In an indication of a shift in approach at home, Premier Enrico Letta announced that the victims of the disaster would receive a state funeral.
He stressed that unlike the economic migrants who flocked to Italy during the 1990s, the new arrivals are by and large political refugees fleeing persecution at home - and that that shift requires a change in mentality about how they should be received and integrated once they arrive in Europe.
Some islanders shouted "Shame! Shame!" as Barroso and Letta arrived at Lampedusa's airport, then protested outside city hall where they met with the island's mayor. As riot police held them back, the locals held signs saying "Lampedusans' rights adrift".
Lampedusans have long complained that they have been forgotten by Italy and the EU, left to cope alone with the thousands of migrants who come ashore each year from Africa and the Middle East.
Barroso acknowledged that Italy and other southern Mediterranean countries have borne the brunt of the arrivals, but noted that northern European countries such as Germany, France, Britain, Sweden and Belgium actually receive the bulk of asylum-seekers for permanent settlement. Those countries took 72 per cent of the 330,000 asylum applications in the EU in 2012.
Italy receives a fraction of such applications - 16,000 last year - as refugees generally tend to head to northern European countries with more established immigrant communities.
Nevertheless, Barroso announced €30 million in extra EU funds to help Italy improve the standards at its immigrant holding centres to better care for new arrivals while their cases are processed.
The Lampedusa centre, for example, routinely houses far more than the 850 people for which it has capacity. This week, recent arrivals have slept outside in the rain because there was no space inside for them. Of critical concern is caring for unaccompanied minors.
Barroso visited the centre and also the airport hangar where the coffins of the dead have been laid out. "That image of hundreds of coffins will never get out of my mind," he said.
On Tuesday, EU interior ministers agreed in principle to explore ways of strengthening the patrol capabilities of the Frontex border protection agency to try to prevent similar tragedies.
EU Commissioner Cecilia Malmstrom, who also visited Lampedusa Wednesday, proposed expanding Frontex's search and rescue operations to range across the Mediterranean Sea "from Spain to Cyprus". No details have been worked out, including who would pay for the increased patrols.

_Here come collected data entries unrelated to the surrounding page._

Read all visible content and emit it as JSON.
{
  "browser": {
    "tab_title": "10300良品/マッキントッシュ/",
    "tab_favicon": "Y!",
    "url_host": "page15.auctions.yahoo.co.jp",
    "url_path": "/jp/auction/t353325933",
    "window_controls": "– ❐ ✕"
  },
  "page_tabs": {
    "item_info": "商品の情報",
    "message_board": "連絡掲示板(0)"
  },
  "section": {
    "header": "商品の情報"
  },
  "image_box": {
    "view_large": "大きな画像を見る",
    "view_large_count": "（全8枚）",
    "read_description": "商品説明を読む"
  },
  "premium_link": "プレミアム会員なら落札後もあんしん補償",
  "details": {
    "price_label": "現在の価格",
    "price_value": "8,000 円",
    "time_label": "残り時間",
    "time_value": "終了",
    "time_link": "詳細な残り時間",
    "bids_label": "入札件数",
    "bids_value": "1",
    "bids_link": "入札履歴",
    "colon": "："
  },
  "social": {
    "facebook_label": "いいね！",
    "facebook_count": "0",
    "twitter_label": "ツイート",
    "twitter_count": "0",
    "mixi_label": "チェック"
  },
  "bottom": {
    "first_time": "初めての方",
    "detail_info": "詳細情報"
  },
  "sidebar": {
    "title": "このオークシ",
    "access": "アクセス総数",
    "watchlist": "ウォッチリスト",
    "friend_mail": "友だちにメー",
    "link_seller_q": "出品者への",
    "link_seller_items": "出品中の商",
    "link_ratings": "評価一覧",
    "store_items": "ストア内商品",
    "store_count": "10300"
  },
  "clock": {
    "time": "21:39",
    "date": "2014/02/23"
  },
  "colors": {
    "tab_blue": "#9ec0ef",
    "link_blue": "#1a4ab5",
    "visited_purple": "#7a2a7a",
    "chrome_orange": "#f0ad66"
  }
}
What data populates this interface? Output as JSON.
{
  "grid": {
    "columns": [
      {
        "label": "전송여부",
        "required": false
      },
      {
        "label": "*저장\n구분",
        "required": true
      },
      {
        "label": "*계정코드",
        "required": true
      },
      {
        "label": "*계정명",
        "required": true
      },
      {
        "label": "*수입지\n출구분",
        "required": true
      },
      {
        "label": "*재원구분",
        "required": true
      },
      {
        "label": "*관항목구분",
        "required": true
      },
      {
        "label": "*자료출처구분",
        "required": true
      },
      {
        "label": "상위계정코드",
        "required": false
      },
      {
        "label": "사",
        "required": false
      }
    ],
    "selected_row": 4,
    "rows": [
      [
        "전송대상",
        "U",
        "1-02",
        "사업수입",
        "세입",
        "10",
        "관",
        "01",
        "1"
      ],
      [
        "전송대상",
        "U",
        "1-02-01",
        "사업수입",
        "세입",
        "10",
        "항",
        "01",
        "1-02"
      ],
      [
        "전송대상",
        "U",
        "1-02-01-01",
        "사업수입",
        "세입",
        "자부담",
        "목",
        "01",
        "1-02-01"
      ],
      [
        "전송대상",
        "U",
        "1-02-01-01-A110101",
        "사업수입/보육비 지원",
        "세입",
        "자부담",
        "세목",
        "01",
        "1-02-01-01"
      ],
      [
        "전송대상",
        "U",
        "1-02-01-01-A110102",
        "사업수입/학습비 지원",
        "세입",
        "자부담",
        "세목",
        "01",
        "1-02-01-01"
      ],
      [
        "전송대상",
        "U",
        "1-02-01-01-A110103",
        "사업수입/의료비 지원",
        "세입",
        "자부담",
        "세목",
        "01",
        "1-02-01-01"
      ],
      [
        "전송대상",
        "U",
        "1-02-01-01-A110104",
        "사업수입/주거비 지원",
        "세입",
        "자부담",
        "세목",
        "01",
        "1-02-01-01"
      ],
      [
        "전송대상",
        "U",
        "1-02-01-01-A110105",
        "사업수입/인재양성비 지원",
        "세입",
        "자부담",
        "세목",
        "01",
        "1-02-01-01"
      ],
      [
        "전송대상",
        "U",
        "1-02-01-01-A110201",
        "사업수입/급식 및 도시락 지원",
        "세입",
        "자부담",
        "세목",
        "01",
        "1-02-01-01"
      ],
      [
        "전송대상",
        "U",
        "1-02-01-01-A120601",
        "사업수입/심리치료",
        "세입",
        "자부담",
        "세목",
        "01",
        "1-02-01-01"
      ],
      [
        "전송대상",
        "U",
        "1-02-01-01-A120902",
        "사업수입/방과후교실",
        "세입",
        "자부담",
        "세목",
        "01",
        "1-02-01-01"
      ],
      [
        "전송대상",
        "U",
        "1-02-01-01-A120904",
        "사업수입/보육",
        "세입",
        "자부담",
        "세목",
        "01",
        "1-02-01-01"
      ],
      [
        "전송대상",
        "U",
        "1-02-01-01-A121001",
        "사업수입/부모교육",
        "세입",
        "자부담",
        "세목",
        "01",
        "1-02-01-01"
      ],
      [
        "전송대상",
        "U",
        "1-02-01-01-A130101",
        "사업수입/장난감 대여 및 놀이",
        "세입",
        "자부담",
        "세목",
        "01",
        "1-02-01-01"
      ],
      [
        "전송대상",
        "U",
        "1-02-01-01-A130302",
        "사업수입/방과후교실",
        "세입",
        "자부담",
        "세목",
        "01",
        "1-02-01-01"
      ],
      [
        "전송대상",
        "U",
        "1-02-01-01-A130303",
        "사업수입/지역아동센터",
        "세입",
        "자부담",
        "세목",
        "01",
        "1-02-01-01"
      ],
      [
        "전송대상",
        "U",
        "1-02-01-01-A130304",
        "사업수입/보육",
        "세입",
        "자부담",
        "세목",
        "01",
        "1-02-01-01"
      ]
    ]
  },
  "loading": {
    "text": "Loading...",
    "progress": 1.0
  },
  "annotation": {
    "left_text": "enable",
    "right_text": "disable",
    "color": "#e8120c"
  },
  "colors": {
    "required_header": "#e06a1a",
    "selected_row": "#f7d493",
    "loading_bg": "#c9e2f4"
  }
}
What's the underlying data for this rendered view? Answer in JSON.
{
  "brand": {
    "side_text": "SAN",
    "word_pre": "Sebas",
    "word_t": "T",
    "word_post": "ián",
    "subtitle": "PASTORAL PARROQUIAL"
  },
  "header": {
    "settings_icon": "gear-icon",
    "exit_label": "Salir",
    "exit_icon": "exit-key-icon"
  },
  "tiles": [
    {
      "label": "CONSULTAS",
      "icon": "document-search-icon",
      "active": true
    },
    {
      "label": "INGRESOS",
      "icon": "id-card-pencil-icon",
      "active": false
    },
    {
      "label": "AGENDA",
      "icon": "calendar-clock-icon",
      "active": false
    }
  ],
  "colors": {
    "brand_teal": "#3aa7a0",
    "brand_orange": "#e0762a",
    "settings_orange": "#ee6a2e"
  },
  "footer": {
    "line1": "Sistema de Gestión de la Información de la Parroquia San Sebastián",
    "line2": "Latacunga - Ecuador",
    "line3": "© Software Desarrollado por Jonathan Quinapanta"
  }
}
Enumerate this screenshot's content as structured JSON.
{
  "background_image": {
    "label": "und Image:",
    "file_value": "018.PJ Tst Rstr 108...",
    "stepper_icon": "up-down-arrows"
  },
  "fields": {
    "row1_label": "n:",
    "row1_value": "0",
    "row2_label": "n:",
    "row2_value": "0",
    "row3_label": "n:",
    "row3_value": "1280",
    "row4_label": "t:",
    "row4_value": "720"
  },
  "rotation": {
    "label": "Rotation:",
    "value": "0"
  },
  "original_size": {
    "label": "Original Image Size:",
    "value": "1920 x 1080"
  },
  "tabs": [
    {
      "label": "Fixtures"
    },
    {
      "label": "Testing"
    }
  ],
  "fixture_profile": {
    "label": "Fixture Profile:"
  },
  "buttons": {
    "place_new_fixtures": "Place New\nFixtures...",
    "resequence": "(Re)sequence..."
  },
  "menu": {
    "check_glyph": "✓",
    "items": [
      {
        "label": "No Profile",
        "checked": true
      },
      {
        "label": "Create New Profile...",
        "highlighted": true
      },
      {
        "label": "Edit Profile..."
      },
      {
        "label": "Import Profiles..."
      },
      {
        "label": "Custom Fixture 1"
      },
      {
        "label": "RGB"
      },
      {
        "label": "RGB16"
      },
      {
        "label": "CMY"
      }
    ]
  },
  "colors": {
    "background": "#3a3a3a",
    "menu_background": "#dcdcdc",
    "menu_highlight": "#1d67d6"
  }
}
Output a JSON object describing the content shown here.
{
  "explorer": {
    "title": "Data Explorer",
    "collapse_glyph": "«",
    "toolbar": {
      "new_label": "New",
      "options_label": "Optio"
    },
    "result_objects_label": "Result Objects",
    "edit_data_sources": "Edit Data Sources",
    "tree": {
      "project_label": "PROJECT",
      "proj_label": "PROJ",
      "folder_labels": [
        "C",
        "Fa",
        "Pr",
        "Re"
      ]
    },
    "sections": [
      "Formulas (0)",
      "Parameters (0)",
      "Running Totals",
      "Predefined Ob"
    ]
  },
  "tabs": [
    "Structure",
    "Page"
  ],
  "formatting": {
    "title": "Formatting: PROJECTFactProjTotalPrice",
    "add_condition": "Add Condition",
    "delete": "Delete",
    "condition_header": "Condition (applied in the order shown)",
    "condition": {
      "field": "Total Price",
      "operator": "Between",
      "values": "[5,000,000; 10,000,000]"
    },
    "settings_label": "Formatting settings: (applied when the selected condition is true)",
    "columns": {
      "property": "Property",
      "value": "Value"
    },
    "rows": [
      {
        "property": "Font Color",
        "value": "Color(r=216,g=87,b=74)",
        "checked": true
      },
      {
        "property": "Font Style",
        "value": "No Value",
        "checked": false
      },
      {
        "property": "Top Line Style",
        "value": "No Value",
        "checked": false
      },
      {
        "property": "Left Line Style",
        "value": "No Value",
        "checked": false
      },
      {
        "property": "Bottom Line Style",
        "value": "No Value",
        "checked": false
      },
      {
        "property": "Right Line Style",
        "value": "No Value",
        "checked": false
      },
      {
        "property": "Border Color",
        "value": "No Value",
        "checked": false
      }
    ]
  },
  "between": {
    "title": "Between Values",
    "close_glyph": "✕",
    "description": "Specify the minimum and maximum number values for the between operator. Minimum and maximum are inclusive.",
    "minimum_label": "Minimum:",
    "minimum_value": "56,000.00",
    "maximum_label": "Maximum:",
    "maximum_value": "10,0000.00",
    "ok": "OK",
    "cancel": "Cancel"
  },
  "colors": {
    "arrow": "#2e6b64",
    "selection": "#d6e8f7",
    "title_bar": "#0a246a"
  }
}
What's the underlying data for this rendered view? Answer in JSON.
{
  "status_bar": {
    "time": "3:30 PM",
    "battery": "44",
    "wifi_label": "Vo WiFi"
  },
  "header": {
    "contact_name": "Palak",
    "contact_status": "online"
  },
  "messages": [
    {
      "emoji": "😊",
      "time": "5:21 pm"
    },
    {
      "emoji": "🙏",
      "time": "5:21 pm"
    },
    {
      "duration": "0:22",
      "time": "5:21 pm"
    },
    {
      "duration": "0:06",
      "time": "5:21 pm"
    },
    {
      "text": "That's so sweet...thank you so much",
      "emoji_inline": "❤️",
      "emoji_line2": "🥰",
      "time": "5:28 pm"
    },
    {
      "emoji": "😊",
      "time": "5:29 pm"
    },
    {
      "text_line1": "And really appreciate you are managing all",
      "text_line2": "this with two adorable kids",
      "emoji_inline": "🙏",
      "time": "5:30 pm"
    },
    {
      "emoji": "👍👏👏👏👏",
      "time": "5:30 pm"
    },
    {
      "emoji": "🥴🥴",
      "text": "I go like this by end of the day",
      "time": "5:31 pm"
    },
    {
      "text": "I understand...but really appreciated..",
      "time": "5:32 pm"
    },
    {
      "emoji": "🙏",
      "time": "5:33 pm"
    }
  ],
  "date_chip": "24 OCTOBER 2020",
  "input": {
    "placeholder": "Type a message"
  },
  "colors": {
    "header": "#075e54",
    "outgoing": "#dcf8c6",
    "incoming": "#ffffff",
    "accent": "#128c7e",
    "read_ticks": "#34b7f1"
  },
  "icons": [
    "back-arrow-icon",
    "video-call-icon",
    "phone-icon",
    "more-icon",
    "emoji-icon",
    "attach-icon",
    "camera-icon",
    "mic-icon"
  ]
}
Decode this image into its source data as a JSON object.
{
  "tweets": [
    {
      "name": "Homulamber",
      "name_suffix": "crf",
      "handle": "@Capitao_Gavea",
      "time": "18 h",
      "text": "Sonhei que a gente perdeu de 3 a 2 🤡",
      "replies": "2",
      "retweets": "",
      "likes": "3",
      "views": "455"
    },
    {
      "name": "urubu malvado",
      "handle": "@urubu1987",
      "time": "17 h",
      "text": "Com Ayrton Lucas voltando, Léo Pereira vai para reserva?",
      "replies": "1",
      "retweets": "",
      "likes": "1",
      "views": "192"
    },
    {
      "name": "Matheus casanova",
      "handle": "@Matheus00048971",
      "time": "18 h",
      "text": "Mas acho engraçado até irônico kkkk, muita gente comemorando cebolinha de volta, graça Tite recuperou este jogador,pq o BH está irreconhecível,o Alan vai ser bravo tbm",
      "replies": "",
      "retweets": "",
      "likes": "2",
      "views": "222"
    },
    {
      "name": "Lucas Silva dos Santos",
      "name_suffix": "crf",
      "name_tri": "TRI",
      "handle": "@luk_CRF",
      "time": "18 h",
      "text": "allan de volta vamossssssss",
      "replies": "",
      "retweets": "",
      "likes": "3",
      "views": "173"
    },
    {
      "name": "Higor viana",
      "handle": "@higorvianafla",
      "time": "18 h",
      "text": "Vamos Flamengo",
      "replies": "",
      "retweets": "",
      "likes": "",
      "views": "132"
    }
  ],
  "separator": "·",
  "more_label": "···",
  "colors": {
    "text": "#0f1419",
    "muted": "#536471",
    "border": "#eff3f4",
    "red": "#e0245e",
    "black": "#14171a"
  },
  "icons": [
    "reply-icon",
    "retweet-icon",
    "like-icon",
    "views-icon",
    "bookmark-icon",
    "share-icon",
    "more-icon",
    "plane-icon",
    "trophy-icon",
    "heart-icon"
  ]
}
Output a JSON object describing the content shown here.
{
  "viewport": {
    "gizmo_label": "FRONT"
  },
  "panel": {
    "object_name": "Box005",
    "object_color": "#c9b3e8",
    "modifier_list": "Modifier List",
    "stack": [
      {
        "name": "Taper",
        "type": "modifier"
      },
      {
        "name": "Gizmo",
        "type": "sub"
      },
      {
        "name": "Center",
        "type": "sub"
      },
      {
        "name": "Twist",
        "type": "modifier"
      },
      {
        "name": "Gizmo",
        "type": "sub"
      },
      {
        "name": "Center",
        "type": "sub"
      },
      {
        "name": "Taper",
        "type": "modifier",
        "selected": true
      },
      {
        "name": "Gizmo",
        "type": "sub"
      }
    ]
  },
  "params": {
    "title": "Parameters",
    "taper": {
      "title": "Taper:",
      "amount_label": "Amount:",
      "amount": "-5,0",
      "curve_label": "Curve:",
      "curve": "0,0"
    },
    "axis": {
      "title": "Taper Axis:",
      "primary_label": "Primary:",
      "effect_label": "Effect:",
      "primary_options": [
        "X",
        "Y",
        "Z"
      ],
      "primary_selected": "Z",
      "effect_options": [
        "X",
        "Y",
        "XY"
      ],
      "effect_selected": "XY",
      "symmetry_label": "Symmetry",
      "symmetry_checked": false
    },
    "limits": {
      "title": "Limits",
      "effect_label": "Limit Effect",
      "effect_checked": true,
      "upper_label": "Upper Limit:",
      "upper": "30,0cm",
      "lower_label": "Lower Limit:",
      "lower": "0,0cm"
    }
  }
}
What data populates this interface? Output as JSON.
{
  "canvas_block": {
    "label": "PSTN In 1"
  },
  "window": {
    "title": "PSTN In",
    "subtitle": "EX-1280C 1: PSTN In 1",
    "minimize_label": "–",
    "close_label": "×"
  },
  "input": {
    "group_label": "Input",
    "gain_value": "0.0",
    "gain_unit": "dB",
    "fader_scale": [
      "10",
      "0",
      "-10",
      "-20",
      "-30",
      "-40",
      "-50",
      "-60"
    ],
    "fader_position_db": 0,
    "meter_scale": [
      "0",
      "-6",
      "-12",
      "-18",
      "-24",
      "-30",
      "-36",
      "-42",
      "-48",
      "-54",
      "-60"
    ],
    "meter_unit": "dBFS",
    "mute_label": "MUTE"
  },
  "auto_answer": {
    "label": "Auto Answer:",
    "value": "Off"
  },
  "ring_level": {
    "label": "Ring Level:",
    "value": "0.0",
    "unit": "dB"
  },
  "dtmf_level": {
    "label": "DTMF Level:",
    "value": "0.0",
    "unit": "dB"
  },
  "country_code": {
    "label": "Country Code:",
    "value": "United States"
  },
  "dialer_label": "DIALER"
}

Barroso said there is an obvious need to improve search-and-rescue and surveillance operations to track boats better.
Malmstrom said the EU needs to also improve ways for people to legally migrate to Europe without having to risk their lives in boats.
"This is not the EU that we want," she said.
Lampedusa is a tiny speck of an island closer to Africa than to the Italian mainland. It is the destination of choice of smugglers leaving from Libya or Tunisia.
While the tragedy has exposed the shortcomings of EU policy, it also has laid bare Italy's own problematic laws criminalising illegal migration. Letta said he was "ashamed" that all the 155 survivors of the sinking have been placed under investigation by prosecutors.